Trou de 2 mm dans un élément du vaisseau Soyouz MS-09, responsable d’une fuite à bord de la Station spatiale internationale. / NASA
Un sabotage à bord de la Station spatiale internationale (ISS) ? Les déclarations de Dmitri Rogozine, patron du consortium spatial public russe Roscosmos, à propos d’une fuite survenue il y a quelques jours dans l’ISS, ont jeté le trouble, lundi 3 septembre. « Il y a eu plusieurs tentatives de percer » un trou dans le Soyouz MS-09 amarré à l’ISS, a indiqué M. Rogozine, ajoutant que ce trou semblait avoir été fait par une « main hésitante ». « De quoi s’agit-il : d’un défaut de fabrication ou d’un acte prémédité ? », s’est-il interrogé, cité par l’agence publique Ria Novosti. « Nous étudions la version [d’un problème causé] sur Terre. Mais il y a aussi une autre version que nous n’excluons pas : une interférence délibérée dans l’espace », a-t-il aussi indiqué, rapporte l’AFP.
Dmitri Rogozine a assuré que le responsable allait être démasqué. Il s’agit d’« une question d’honneur » pour cet ancien vice-premier ministre nationaliste nommé au printemps pour reprendre en main une institution dont la réputation a été récemment ternie par plusieurs scandales financiers et échecs techniques.
Adhésif et résine époxy
L’affaire remonte au 30 août, quand une baisse de pression a été enregistrée à bord de la station orbitale. L’équipage s’est aussitôt mis à la recherche de l’origine de la fuite, fermant un à un les différents modules pour remonter à sa source. Cette enquête l’a conduit au vaisseau Soyouz qui, en juin, avait acheminé trois personnes à bord de l’ISS. Derrière une protection de tissu, un trou de 2 millimètres de diamètre a été découvert, bordé de griffures attribuées au dérapage d’un foret sur la surface : le trou n’avait manifestement pas été fait par une micrométéorite, comme l’avait d’abord soupçonné l’équipage.

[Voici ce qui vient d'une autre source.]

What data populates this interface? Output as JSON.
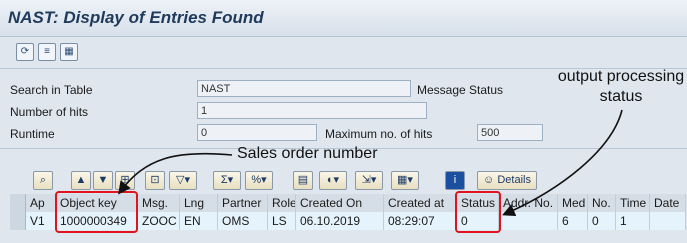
{
  "window": {
    "title": "NAST: Display of Entries Found"
  },
  "toolbar": {
    "icons": [
      "refresh-icon",
      "filter-settings-icon",
      "table-icon"
    ]
  },
  "selection": {
    "search_in_table": {
      "label": "Search in Table",
      "value": "NAST",
      "description": "Message Status"
    },
    "number_of_hits": {
      "label": "Number of hits",
      "value": "1"
    },
    "runtime": {
      "label": "Runtime",
      "value": "0",
      "max_label": "Maximum no. of hits",
      "max_value": "500"
    }
  },
  "alv_toolbar": {
    "details_label": "Details"
  },
  "table": {
    "columns": [
      "Ap",
      "Object key",
      "Msg.",
      "Lng",
      "Partner",
      "Role",
      "Created On",
      "Created at",
      "Status",
      "Addr. No.",
      "Med",
      "No.",
      "Time",
      "Date"
    ],
    "rows": [
      [
        "V1",
        "1000000349",
        "ZOOC",
        "EN",
        "OMS",
        "LS",
        "06.10.2019",
        "08:29:07",
        "0",
        "",
        "6",
        "0",
        "1",
        ""
      ]
    ]
  },
  "annotations": {
    "sales_order": "Sales order number",
    "output_line1": "output processing",
    "output_line2": "status"
  }
}
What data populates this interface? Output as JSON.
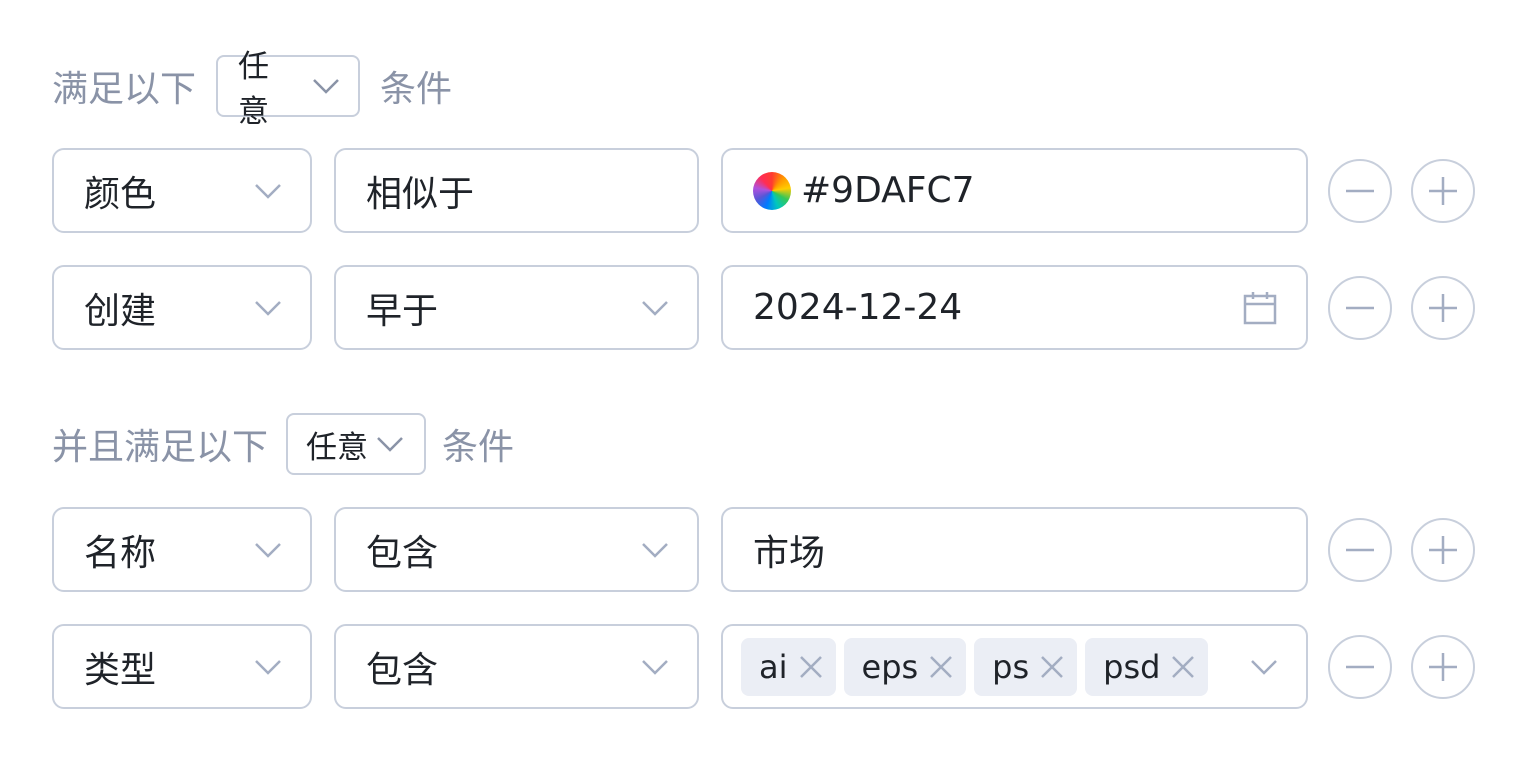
{
  "group1": {
    "prefix": "满足以下",
    "mode": "任意",
    "suffix": "条件",
    "rows": [
      {
        "field": "颜色",
        "operator": "相似于",
        "value": "#9DAFC7"
      },
      {
        "field": "创建",
        "operator": "早于",
        "value": "2024-12-24"
      }
    ]
  },
  "group2": {
    "prefix": "并且满足以下",
    "mode": "任意",
    "suffix": "条件",
    "rows": [
      {
        "field": "名称",
        "operator": "包含",
        "value": "市场"
      },
      {
        "field": "类型",
        "operator": "包含",
        "tags": [
          "ai",
          "eps",
          "ps",
          "psd"
        ]
      }
    ]
  },
  "icons": {
    "dropdown": "chevron-down-icon",
    "remove": "minus-icon",
    "add": "plus-icon",
    "calendar": "calendar-icon",
    "tag_remove": "close-icon",
    "color": "color-wheel-icon"
  },
  "colors": {
    "border": "#c8cfdc",
    "label": "#8a93a7",
    "text": "#1f2329",
    "tag_bg": "#ebeef5",
    "icon": "#a3adc2"
  }
}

Un adhésif, puis la pose d’une résine ont permis de colmater la fuite — non sans hésitation du commandant de la mission, l’Américain Drew Feustel. Certains médias américains font ainsi état de sa demande insistante pour obtenir un délai de 24 heures afin de réaliser des tests au sol et s’assurer de la bonne étanchéité de la solution envisagée. Mais le Soyouz étant sous responsabilité russe, la solution à base d’époxy a été mise en œuvre dès le 31 août, ramenant une pression normale à bord.
Actuellement, trois vaisseaux sont accrochés à la Station spatiale internationale : le cargo Progress 70, le Soyouz MS-08 et le Soyouz MS-09, sur lequel la fuite est survenue. / NASA
Reste désormais à connaître l’origine de ce trou. Ria Novosti, citant des sources anonymes au sein d’Energia, la société russe chargée de la construction des Soyouz et des vaisseaux de ravitaillement Progress, propose une explication : l’orifice aurait été fait sur Terre par erreur lors de l’assemblage du module. Les ouvriers auraient colmaté le trou avec de la colle, sans en aviser le contrôle qualité. Ce calfeutrage aurait permis au vaisseau de passer les tests d’étanchéité avant le décollage de l’engin, le 6 juin, avec à son bord le Russe Sergueï Prokopyev, l’astronaute allemand de l’Agence spatiale européenne (ESA) Alexander Gerst et leur collègue de la NASA Serena Aunon-Chancellor. Mais la colle aurait séché et lâché une fois en orbite.
Cette thèse n’a pour l’heure pas été confirmée par Roscosmos, tandis que ses partenaires américains et européens, NASA et ESA, se gardent de tout commentaire. Nul doute cependant que l’affaire suscitera quelques franches explications, notamment sur la question essentielle du contrôle qualité.
Actuellement, seule la Chine dispose de moyens propres pour envoyer ses équipages dans l’espace. Le reste de la communauté internationale dépend des Soyouz russes pour assurer l’occupation humaine de l’ISS : les Européens n’ont pas de vaisseau habitable, les Américains n’en ont à la fois plus (depuis la mise à la retraite des navettes) et pas encore, les « taxis » spatiaux de Boeing et SpaceX n’étant toujours pas au point.